I always want to be a fighter. Not a fighter, like a rebel teenager, no, just a fighter, the person who fights to live. I want to live as a fighter, I want to be the person who fights for her own happiness, who fights for what she wants, fight for everything, everything that is right for her.
But, I'm not a fighter.
I'm more to a spectator. I watched. I don't do anything, I don't fight when I see people leaving, I don't fight when I lose control of the situation, but that does not mean I surrender, I just ... I just don't know what to do.
When everything is falling apart, I just hold to myself, I keep telling myself that God is there, God is with you, look around, but I keep falling. I am just not strong enough. I don't know what is wrong with me, I don't know what is the thing that make me sad, I don't know why I feel sad. Maybe this is the bipolarity talking, but seriously, what should I do ?
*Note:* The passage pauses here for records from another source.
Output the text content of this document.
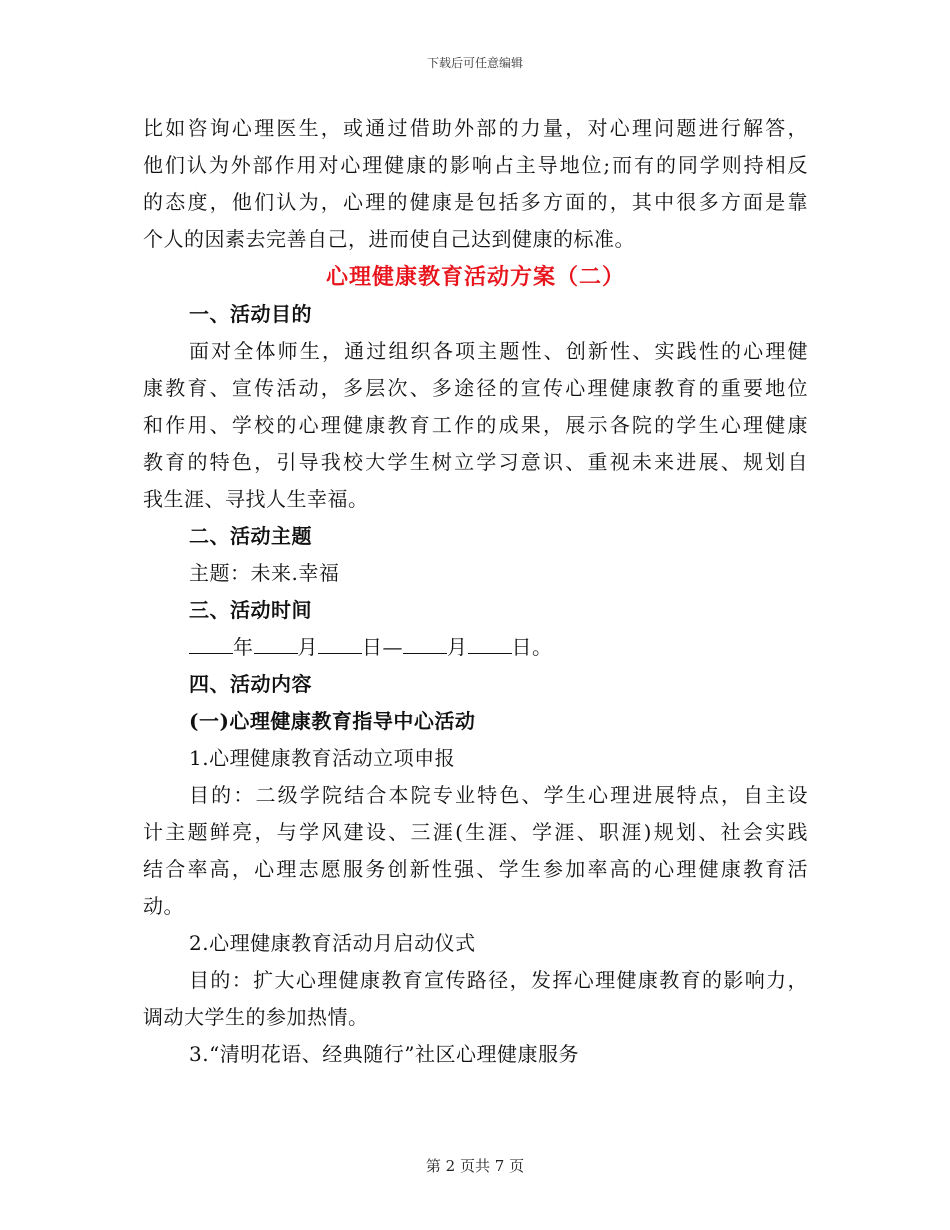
下载后可任意编辑
比如咨询心理医生，或通过借助外部的力量，对心理问题进行解答，
他们认为外部作用对心理健康的影响占主导地位;而有的同学则持相反
的态度，他们认为，心理的健康是包括多方面的，其中很多方面是靠
个人的因素去完善自己，进而使自己达到健康的标准。
心理健康教育活动方案（二）
一、活动目的
面对全体师生，通过组织各项主题性、创新性、实践性的心理健
康教育、宣传活动，多层次、多途径的宣传心理健康教育的重要地位
和作用、学校的心理健康教育工作的成果，展示各院的学生心理健康
教育的特色，引导我校大学生树立学习意识、重视未来进展、规划自
我生涯、寻找人生幸福。
二、活动主题
主题：未来.幸福
三、活动时间
年 月 日— 月 日。
四、活动内容
(一)心理健康教育指导中心活动
1.心理健康教育活动立项申报
目的：二级学院结合本院专业特色、学生心理进展特点，自主设
计主题鲜亮，与学风建设、三涯(生涯、学涯、职涯)规划、社会实践
结合率高，心理志愿服务创新性强、学生参加率高的心理健康教育活
动。
2.心理健康教育活动月启动仪式
目的：扩大心理健康教育宣传路径，发挥心理健康教育的影响力，
调动大学生的参加热情。
3.“清明花语、经典随行”社区心理健康服务
第 2 页共 7 页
I really wish I am a fighter, I really hope I have my armor with me, I really hope I am strong enough to fight every unease feelings, I really really really want to.
It's true what Fithri Natasha wrote, I've pushed people away, I've built wall, now I'm trapped inside, hoping someday, I'd finally be the fighter who I wanna be, who really stands on her own feet, who fights for her own right, who knows her priorities, having the strongest heart, and could finally crashed the wall so I could see the rainbows again.
I hope that someday would come really soon.